A proposta deste livro é colocar o leitor em contato com uma visão de mundo e de homem assentada sobre fundamentos que a razão postula. Nele, o cosmos e o homem são pensados à luz do ser. |
Abaixo é apresentada uma síntese das principais teses do livro supracitado através dos seguintes itens:
1º) A questão do ser e do ente
Na obra, o ser é entendido como sendo o pensamento divino, infinito e infinitamente eficaz, objetivado. É o Absoluto fora de si mesmo. Por isso, um infinito. Não infinito actu, mas um infinito de possibilidades, que se irrompe e se manifesta de infinitos modos. Nessa visão, o ser é causa sui (causa do seu próprio agir). Um agir espontâneo e autocriativo. Ente é o ser revelado na face das coisas. O ser, tal qual é concebido nesta obra, fundamenta todos os problemas nela abordados. Num clima niilista que contamina todo o acontecer histórico da vida contemporânea, é preciso ousar uma ontologia forte, isto é, com fundamento no real. Esse fundamento é o ser. Não um ser abstrato, mas objetivo, que rege o mundo por dentro e que não é uma coisa: o PENSAMENTO DIVINO OBJETIVADO.
2º) Concepção de Deus
Deus é concebido como Princípio in-principiado, ser de natureza infinitamente pensante. No pensar, objetiva o próprio pensado. Na obra, faz-se distinção entre ser e Ser. Ser, maiúscula, refere-se a Deus. À luz da ciência contemporânea, sobretudo, da física quântica, passam-se em revista crítica as cinco vias da prova da existência de Deus de Tomás de Aquino, de Leibniz e a prova moral de Kant.
3º) Conceito de criação
Defende-se a tese de que o universo não pode ter tido um instante zero ou um começo físico e que a criação não pode ser ex nihilo (do nada). A tese desenvolvida a respeito da criação é coerente com a concepção de ser. Faz-se distinção entre começo físico e começo metafisico. Na obra, isso significa: O trânsito do pensamento criador divino para sua objetivação é imediato, simultâneo. Deus é o PRIUS. A objetivação do pensamento criador é o ANTES DE TUDO. Por ser imediato o trânsito do pensamento divino para a sua conseqüente objetivação, diz-se que o criado ou o universo teve um começo metafísico ou não físico.

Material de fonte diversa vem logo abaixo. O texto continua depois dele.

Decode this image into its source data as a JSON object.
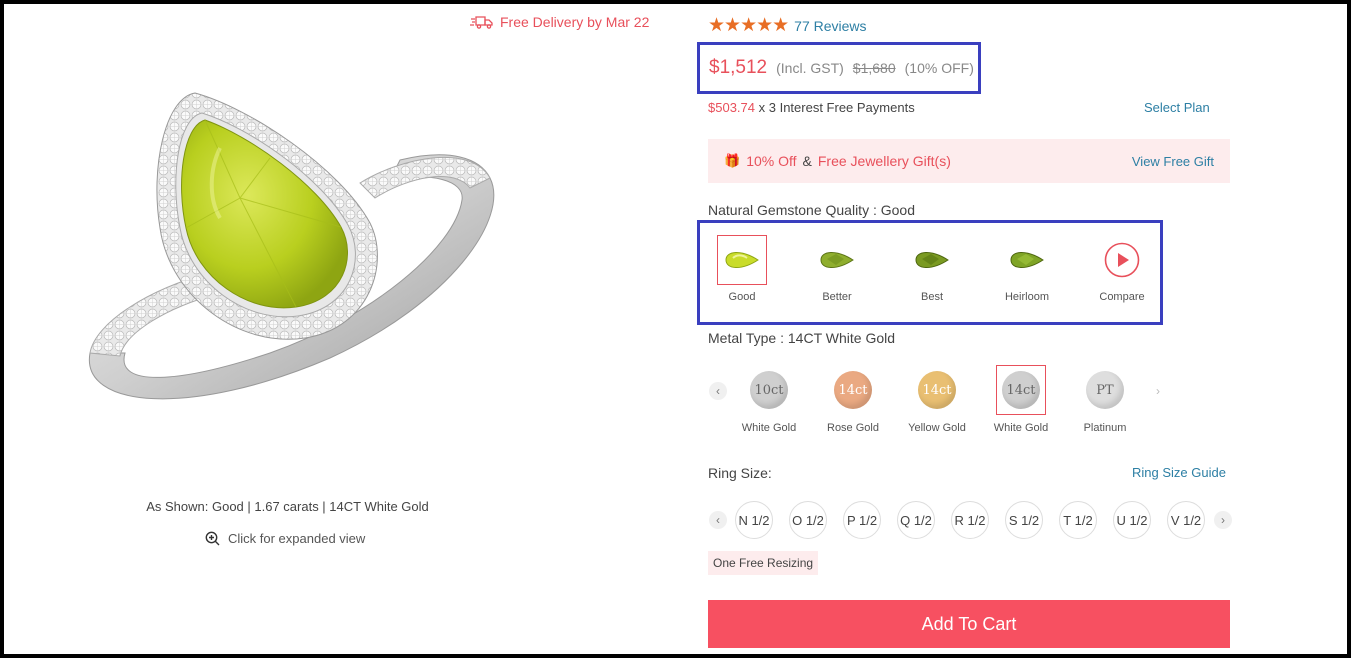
{
  "delivery": {
    "text": "Free Delivery by Mar 22",
    "icon": "truck-icon"
  },
  "product": {
    "caption": "As Shown: Good | 1.67 carats | 14CT White Gold",
    "expand_label": "Click for expanded view"
  },
  "rating": {
    "stars": "★★★★★",
    "reviews": "77 Reviews"
  },
  "price": {
    "current": "$1,512",
    "incl": "(Incl. GST)",
    "original": "$1,680",
    "discount": "(10% OFF)"
  },
  "installments": {
    "amount": "$503.74",
    "text": "x 3 Interest Free Payments",
    "select_plan": "Select Plan"
  },
  "gift": {
    "off": "10% Off",
    "amp": "&",
    "gift_text": "Free Jewellery Gift(s)",
    "view": "View Free Gift"
  },
  "quality": {
    "label": "Natural Gemstone Quality : Good",
    "options": [
      "Good",
      "Better",
      "Best",
      "Heirloom",
      "Compare"
    ],
    "selected": "Good"
  },
  "metal": {
    "label": "Metal Type : 14CT White Gold",
    "options": [
      {
        "badge": "10ct",
        "name": "White Gold",
        "color": "#c9c9c9"
      },
      {
        "badge": "14ct",
        "name": "Rose Gold",
        "color": "#e8a27a"
      },
      {
        "badge": "14ct",
        "name": "Yellow Gold",
        "color": "#e6b86a"
      },
      {
        "badge": "14ct",
        "name": "White Gold",
        "color": "#c9c9c9"
      },
      {
        "badge": "PT",
        "name": "Platinum",
        "color": "#d6d6d6"
      }
    ],
    "selected_index": 3
  },
  "ring_size": {
    "label": "Ring Size:",
    "guide": "Ring Size Guide",
    "sizes": [
      "N 1/2",
      "O 1/2",
      "P 1/2",
      "Q 1/2",
      "R 1/2",
      "S 1/2",
      "T 1/2",
      "U 1/2",
      "V 1/2"
    ],
    "free_resizing": "One Free Resizing"
  },
  "cart": {
    "label": "Add To Cart"
  },
  "colors": {
    "accent": "#e8505b",
    "link": "#2d7fa4",
    "highlight_box": "#3a3fbf",
    "star": "#e86e25"
  }
}
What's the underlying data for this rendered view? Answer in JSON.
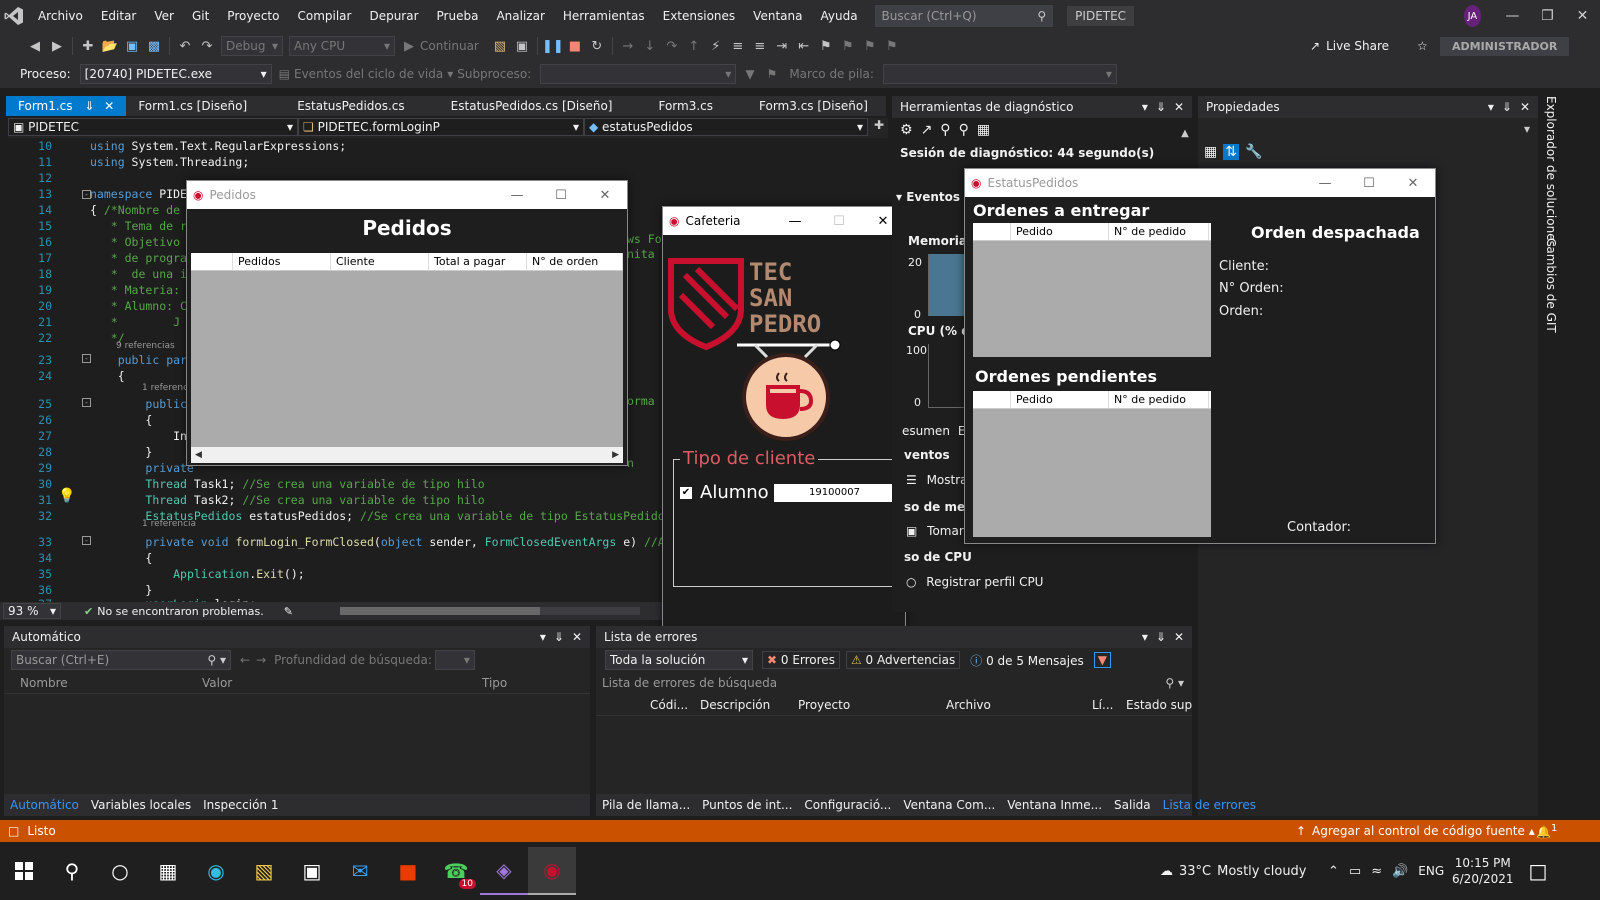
{
  "menubar": {
    "items": [
      "Archivo",
      "Editar",
      "Ver",
      "Git",
      "Proyecto",
      "Compilar",
      "Depurar",
      "Prueba",
      "Analizar",
      "Herramientas",
      "Extensiones",
      "Ventana",
      "Ayuda"
    ],
    "search_placeholder": "Buscar (Ctrl+Q)",
    "solution_title": "PIDETEC",
    "avatar_initials": "JA"
  },
  "toolbar": {
    "config": "Debug",
    "platform": "Any CPU",
    "continue_label": "Continuar",
    "live_share": "Live Share",
    "admin_badge": "ADMINISTRADOR",
    "process_label": "Proceso:",
    "process_value": "[20740] PIDETEC.exe",
    "lifecycle_events": "Eventos del ciclo de vida",
    "thread_label": "Subproceso:",
    "stack_frame_label": "Marco de pila:"
  },
  "editor": {
    "tabs": [
      "Form1.cs",
      "Form1.cs [Diseño]",
      "EstatusPedidos.cs",
      "EstatusPedidos.cs [Diseño]",
      "Form3.cs",
      "Form3.cs [Diseño]"
    ],
    "nav_project": "PIDETEC",
    "nav_class": "PIDETEC.formLoginP",
    "nav_member": "estatusPedidos",
    "zoom": "93 %",
    "problems": "No se encontraron problemas."
  },
  "code_lines": [
    {
      "n": "10",
      "html": "<span class='kw'>using</span> System.Text.RegularExpressions;"
    },
    {
      "n": "11",
      "html": "<span class='kw'>using</span> System.Threading;"
    },
    {
      "n": "12",
      "html": ""
    },
    {
      "n": "13",
      "html": "<span class='kw'>namespace</span> PIDE"
    },
    {
      "n": "14",
      "html": "{ <span class='cm'>/*Nombre de</span>"
    },
    {
      "n": "15",
      "html": "<span class='cm'>   * Tema de r</span>"
    },
    {
      "n": "16",
      "html": "<span class='cm'>   * Objetivo</span>"
    },
    {
      "n": "17",
      "html": "<span class='cm'>   * de progra</span>"
    },
    {
      "n": "18",
      "html": "<span class='cm'>   *  de una i</span>"
    },
    {
      "n": "19",
      "html": "<span class='cm'>   * Materia:</span>"
    },
    {
      "n": "20",
      "html": "<span class='cm'>   * Alumno: C</span>"
    },
    {
      "n": "21",
      "html": "<span class='cm'>   *        J</span>"
    },
    {
      "n": "22",
      "html": "<span class='cm'>   */</span>"
    },
    {
      "n": "23",
      "html": "    <span class='kw'>public</span> <span class='kw'>part</span>"
    },
    {
      "n": "24",
      "html": "    {"
    },
    {
      "n": "25",
      "html": "        <span class='kw'>public</span>"
    },
    {
      "n": "26",
      "html": "        {"
    },
    {
      "n": "27",
      "html": "            Ini"
    },
    {
      "n": "28",
      "html": "        }"
    },
    {
      "n": "29",
      "html": "        <span class='kw'>private</span>"
    },
    {
      "n": "30",
      "html": "        <span class='ty'>Thread</span> Task1; <span class='cm'>//Se crea una variable de tipo hilo</span>"
    },
    {
      "n": "31",
      "html": "        <span class='ty'>Thread</span> Task2; <span class='cm'>//Se crea una variable de tipo hilo</span>"
    },
    {
      "n": "32",
      "html": "        <span class='ty'>EstatusPedidos</span> estatusPedidos; <span class='cm'>//Se crea una variable de tipo EstatusPedidos</span>"
    },
    {
      "n": "33",
      "html": "        <span class='kw'>private</span> <span class='kw'>void</span> <span class='mt'>formLogin_FormClosed</span>(<span class='kw'>object</span> sender, <span class='ty'>FormClosedEventArgs</span> e) <span class='cm'>//Al pre</span>"
    },
    {
      "n": "34",
      "html": "        {"
    },
    {
      "n": "35",
      "html": "            <span class='ty'>Application</span>.<span class='mt'>Exit</span>();"
    },
    {
      "n": "36",
      "html": "        }"
    },
    {
      "n": "37",
      "html": "        <span class='ty'>userLogin</span> login;"
    }
  ],
  "code_refs": {
    "r9": "9 referencias",
    "r1": "1 referencia",
    "r1b": "1 referencia",
    "r1c": "1 referencia"
  },
  "code_fragments": {
    "f17": "ws For",
    "f18": "nita t",
    "f25": "orma",
    "f29": "n"
  },
  "pedidos_window": {
    "title": "Pedidos",
    "heading": "Pedidos",
    "columns": [
      "Pedidos",
      "Cliente",
      "Total a pagar",
      "N° de orden"
    ]
  },
  "cafeteria_window": {
    "title": "Cafeteria",
    "logo_lines": [
      "TEC",
      "SAN",
      "PEDRO"
    ],
    "group_label": "Tipo de cliente",
    "checkbox_label": "Alumno",
    "student_id": "19100007"
  },
  "estatus_window": {
    "title": "EstatusPedidos",
    "to_deliver": "Ordenes a entregar",
    "pending": "Ordenes pendientes",
    "columns": [
      "Pedido",
      "N° de pedido"
    ],
    "dispatched": "Orden despachada",
    "client_label": "Cliente:",
    "order_num_label": "N° Orden:",
    "order_label": "Orden:",
    "counter_label": "Contador:"
  },
  "diagnostics": {
    "title": "Herramientas de diagnóstico",
    "session": "Sesión de diagnóstico: 44 segundo(s)",
    "events": "Eventos",
    "memory": "Memoria d",
    "mem_max": "20",
    "mem_min": "0",
    "cpu": "CPU (% de",
    "cpu_max": "100",
    "cpu_min": "0",
    "tab_summary": "esumen",
    "tab_e": "E",
    "events_label": "ventos",
    "show": "Mostra",
    "mem_use": "so de mem",
    "take": "Tomar",
    "cpu_use": "so de CPU",
    "cpu_profile": "Registrar perfil CPU"
  },
  "properties": {
    "title": "Propiedades"
  },
  "side_tabs": {
    "solution_explorer": "Explorador de soluciones",
    "git_changes": "Cambios de GIT"
  },
  "autos_panel": {
    "title": "Automático",
    "search": "Buscar (Ctrl+E)",
    "depth": "Profundidad de búsqueda:",
    "cols": [
      "Nombre",
      "Valor",
      "Tipo"
    ],
    "tabs": [
      "Automático",
      "Variables locales",
      "Inspección 1"
    ]
  },
  "errors_panel": {
    "title": "Lista de errores",
    "scope": "Toda la solución",
    "errors": "0 Errores",
    "warnings": "0 Advertencias",
    "messages": "0 de 5 Mensajes",
    "search": "Lista de errores de búsqueda",
    "cols": [
      "Códi...",
      "Descripción",
      "Proyecto",
      "Archivo",
      "Lí...",
      "Estado supr"
    ],
    "tabs": [
      "Pila de llama...",
      "Puntos de int...",
      "Configuració...",
      "Ventana Com...",
      "Ventana Inme...",
      "Salida",
      "Lista de errores"
    ]
  },
  "statusbar": {
    "ready": "Listo",
    "source_control": "Agregar al control de código fuente",
    "notif_count": "1"
  },
  "taskbar": {
    "weather_temp": "33°C",
    "weather_desc": "Mostly cloudy",
    "lang": "ENG",
    "time": "10:15 PM",
    "date": "6/20/2021",
    "whatsapp_badge": "10"
  },
  "colors": {
    "accent": "#007acc",
    "status": "#ca5100",
    "brand_red": "#c8102e"
  }
}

4º) Superação das dicotomias: vida-matéria e corpo-espírito
O autor defende o ponto de vista de que a vida não pode advir da não-vida e de que o pensamento não pode advir do não-pensamento. Algo pensante – e que não é uma coisa – rege o mundo por dentro. Há, no cosmos, uma continuidade ôntica, sem saltos. Esse algo, que não é uma coisa, é o ser. O ser humano é entendido como um ser cósmico e uma uni-totalidade-corpo espírito. Por ser também espírito e, por isso, dotado de consciência, enquanto espírito está destinado a sempre existir, a saber: destinado a uma vida eviterna ou para sempre.
5º) Espaço e tempo
O autor não entende o espaço como sendo um ente. Quanto ao tempo, contrapõe a eternidade à temporaneidade. Distingue o tempo humano, resultante da visão que se tem do devir cósmico e o tempo objetivo, que é o devir criativo do ser, em que não há um antes, por ser fruto da espontaneidade criativa do ser. Nesse particular, seguem-se as pegadas de Schelling. O devir cósmico é a autorrevelação do ser. A ideia daquilo que é o tempo brota do interior da concepção do ser. Na visão do autor, tempo e espaço não são coisas, não são entes.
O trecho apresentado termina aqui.